I did not read read the tutorial you've mentioned; you may erase them completely by something like "dd if=/dev/null of=/dev/disktobeerased bs=1M state=progress" or read man zpool-labelclear
 
found my culprit. I did not take into account the partition for bios legacy I was skipping it and so the command I was trying to do was not understood. My bad for my stupidity. Sorry.
 
  • Like
Reactions: UdoB
well in the end, on another dedicated server it still does not work as expected with an error message like this.
Bash:
root@debian:~# zpool create \
    -o ashift=12 \
    -o autotrim=on \
    -o compatibility=grub2 \
    -o cachefile=/etc/zfs/zpool.cache \
    -O devices=off \
    -O acltype=posixacl -O xattr=sa \
    -O compression=lz4 \
    -O normalization=formD \
    -O relatime=on \
    -O canmount=off -O mountpoint=/boot -R /mnt \
> bpool raidz2 \
> /dev/disk/by-id/ata-Apacer_AS350_1TB_1393074A14D000011624-part3 \
> /dev/disk/by-id/ata-KIOXIA-EXCERIA_SATA_SSD_Y57B60BNK0Z5-part3 \
> /dev/disk/by-id/ata-Apacer_AS350_1TB_AFLJ1400100123-part3
invalid vdev specification
use '-f' to override the following errors:
/dev/disk/by-id/ata-Apacer_AS350_1TB_1393074A14D000011624-part3 is part of potentially active pool 'bpool'
/dev/disk/by-id/ata-KIOXIA-EXCERIA_SATA_SSD_Y57B60BNK0Z5-part3 is part of potentially active pool 'bpool'
/dev/disk/by-id/ata-Apacer_AS350_1TB_AFLJ1400100123-part3 is part of potentially active pool 'bpool'

It does not make any sense to me. I follow the tutorial to the letter at that point. I even erased the disk and the start of each disk before a reboot so it can be probed as completely clean and nothing. I am still the same problem .
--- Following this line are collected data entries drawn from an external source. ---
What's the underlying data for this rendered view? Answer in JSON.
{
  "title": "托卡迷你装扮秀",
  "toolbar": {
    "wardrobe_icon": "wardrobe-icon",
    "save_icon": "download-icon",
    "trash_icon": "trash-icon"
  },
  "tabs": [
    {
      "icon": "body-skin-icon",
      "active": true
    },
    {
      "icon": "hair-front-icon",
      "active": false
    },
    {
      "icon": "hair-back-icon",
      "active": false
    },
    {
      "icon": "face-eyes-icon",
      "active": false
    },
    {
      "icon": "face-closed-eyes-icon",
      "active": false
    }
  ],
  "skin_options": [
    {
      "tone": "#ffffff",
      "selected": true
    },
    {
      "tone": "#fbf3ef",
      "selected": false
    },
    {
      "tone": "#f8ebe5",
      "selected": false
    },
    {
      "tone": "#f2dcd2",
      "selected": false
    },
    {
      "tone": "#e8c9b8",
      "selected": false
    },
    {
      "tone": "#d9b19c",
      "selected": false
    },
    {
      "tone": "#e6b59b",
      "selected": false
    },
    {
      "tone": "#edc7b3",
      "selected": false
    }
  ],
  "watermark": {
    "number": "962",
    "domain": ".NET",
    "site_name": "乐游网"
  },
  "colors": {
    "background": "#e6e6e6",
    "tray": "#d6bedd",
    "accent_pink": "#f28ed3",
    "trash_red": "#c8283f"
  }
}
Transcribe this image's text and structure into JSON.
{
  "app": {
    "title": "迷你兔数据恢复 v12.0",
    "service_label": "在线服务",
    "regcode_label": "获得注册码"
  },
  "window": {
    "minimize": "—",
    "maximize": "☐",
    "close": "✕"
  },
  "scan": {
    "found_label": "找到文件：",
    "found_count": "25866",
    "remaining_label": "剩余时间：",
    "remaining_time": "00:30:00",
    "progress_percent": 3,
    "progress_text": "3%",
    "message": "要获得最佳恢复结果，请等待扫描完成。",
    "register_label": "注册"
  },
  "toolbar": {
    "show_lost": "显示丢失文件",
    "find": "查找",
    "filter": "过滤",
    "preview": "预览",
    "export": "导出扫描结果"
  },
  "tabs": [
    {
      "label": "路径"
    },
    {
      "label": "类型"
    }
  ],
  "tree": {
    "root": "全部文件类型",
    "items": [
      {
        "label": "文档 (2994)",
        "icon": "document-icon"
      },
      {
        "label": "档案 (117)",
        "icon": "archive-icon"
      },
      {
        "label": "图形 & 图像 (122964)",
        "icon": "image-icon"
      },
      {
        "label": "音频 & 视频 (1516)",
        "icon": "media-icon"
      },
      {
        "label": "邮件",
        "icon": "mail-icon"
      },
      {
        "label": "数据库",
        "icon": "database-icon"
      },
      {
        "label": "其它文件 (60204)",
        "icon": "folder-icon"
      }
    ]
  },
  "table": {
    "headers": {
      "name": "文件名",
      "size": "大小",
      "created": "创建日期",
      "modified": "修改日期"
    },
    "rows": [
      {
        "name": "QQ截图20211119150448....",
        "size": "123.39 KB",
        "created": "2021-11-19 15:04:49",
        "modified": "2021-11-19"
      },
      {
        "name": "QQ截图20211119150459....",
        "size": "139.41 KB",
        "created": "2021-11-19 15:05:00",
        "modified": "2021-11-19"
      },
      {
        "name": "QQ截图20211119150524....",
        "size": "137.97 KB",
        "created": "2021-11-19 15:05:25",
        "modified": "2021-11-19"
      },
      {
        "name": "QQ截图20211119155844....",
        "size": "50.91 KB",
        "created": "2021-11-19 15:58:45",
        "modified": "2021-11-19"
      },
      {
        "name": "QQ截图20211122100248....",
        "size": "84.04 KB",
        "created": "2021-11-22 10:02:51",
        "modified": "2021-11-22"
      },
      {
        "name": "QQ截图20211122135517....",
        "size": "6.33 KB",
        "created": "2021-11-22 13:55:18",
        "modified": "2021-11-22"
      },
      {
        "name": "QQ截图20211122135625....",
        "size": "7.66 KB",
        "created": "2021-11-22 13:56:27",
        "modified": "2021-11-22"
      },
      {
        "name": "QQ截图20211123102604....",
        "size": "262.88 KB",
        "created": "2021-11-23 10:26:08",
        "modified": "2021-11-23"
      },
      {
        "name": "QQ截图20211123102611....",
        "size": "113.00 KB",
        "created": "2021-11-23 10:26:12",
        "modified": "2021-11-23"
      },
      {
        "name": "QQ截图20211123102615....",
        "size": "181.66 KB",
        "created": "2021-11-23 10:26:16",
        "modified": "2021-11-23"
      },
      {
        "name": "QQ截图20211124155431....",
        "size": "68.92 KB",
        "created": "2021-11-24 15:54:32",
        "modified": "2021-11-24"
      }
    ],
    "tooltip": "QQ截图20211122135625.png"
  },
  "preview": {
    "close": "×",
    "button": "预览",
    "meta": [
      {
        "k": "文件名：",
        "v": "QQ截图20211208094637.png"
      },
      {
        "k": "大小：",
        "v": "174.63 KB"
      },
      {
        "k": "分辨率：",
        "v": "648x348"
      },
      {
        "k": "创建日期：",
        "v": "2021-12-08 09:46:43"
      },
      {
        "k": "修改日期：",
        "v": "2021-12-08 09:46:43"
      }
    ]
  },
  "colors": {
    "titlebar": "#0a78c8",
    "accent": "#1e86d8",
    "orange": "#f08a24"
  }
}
Could it be a problem with the flag because of the raid card they are connected to?
Even if I checked and plenty of people did succeed to work with zfs with that generic card from hpe.
 
It is going to sound as a stupid question but is it possible that a reboot revive an ancient bpool dataset each time? Because when I did a wipefs without a reboot, then I has been able to create the bpool dataset this time.